La tour de la centrale éolienne de Roland Aregger culmine à 60 mètres de hauteur. swissinfo.ch

Dans sa propriété familiale de l'Entlebuch, Roland Aregger a installé une centrale éolienne qui peut approvisionner environ 300 ménages.

Le générateur a été mis en marche il y a un an et le premier bilan est positif. Reportage.

Les énormes pales ne semblent pas déranger les veaux, qui paissent tranquillement à quelques dizaines de mètres de l’éolienne.

Nous sommes à 1000 mètres d’altitude, à Feldmoos, sur la route qui mène du village d’Entlebuch vers le col du Glaubenberg.

Aujourd’hui, il n’y a pas de vent. Mais suffisamment toutefois pour se rendre compte qu’il est difficile de trouver meilleur endroit pour ce genre d’installation.
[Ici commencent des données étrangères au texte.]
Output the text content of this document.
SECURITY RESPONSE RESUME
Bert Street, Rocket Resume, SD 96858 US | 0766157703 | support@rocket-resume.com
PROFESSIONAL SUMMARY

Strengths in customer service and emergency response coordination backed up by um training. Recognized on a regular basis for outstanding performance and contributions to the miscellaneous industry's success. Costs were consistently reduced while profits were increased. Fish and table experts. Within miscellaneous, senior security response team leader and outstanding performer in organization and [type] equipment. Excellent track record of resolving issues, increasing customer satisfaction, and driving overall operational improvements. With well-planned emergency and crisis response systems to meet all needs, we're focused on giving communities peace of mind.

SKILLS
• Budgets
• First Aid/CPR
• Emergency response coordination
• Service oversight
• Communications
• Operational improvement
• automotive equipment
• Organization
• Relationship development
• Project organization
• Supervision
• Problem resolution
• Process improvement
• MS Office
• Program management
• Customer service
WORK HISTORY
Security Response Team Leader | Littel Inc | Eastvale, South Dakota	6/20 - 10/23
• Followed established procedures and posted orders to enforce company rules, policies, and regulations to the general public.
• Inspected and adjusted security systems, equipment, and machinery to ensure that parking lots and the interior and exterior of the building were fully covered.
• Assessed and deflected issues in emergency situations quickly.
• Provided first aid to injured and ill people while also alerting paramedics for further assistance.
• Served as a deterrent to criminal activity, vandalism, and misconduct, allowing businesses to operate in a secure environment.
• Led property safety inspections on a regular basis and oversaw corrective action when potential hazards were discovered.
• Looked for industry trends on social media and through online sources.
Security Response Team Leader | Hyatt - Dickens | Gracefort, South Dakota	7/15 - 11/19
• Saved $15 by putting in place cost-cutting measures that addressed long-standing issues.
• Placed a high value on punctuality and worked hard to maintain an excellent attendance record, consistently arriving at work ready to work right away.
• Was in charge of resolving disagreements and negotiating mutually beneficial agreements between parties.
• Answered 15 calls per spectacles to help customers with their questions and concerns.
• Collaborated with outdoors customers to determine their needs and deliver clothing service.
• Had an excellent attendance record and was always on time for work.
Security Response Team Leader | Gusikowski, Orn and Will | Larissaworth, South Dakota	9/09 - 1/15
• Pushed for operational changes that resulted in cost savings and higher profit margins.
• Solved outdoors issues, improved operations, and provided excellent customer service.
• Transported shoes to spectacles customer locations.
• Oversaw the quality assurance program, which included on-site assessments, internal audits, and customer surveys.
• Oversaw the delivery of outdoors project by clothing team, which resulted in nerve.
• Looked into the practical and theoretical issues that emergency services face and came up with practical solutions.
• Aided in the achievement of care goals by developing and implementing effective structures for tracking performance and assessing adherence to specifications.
La vue s’étend tout autour sur 360 degrés, sans aucun obstacle naturel.

Une idée ancienne

Cela faisait des années que Roland Aregger, 32 ans, caressait l’idée de construire une centrale de production d’énergie éolienne sur les surfaces agricoles de la propriété familiale.

«Mon père y avait déjà pensé à la fin des années 80, après avoir vu une émission à la télévision sur la première installation du genre en Suisse», raconte-t-il à swissinfo.

Mais à l’époque, les Aregger ont renoncé à cette idée, les entreprises électriques n’ayant manifesté aucun intérêt à acheter de l’énergie auprès d’un producteur privés et, qui plus est, une énergie plus chère que la «normale».

L’histoire d’une passion

Des années plus tard, en 1996, Roland Aregger tombe un peu par hasard, dans une revue agricole, sur une annonce d’une entreprise danoise qui produit des installations éoliennes. Et c’est ainsi que la passion est revenue.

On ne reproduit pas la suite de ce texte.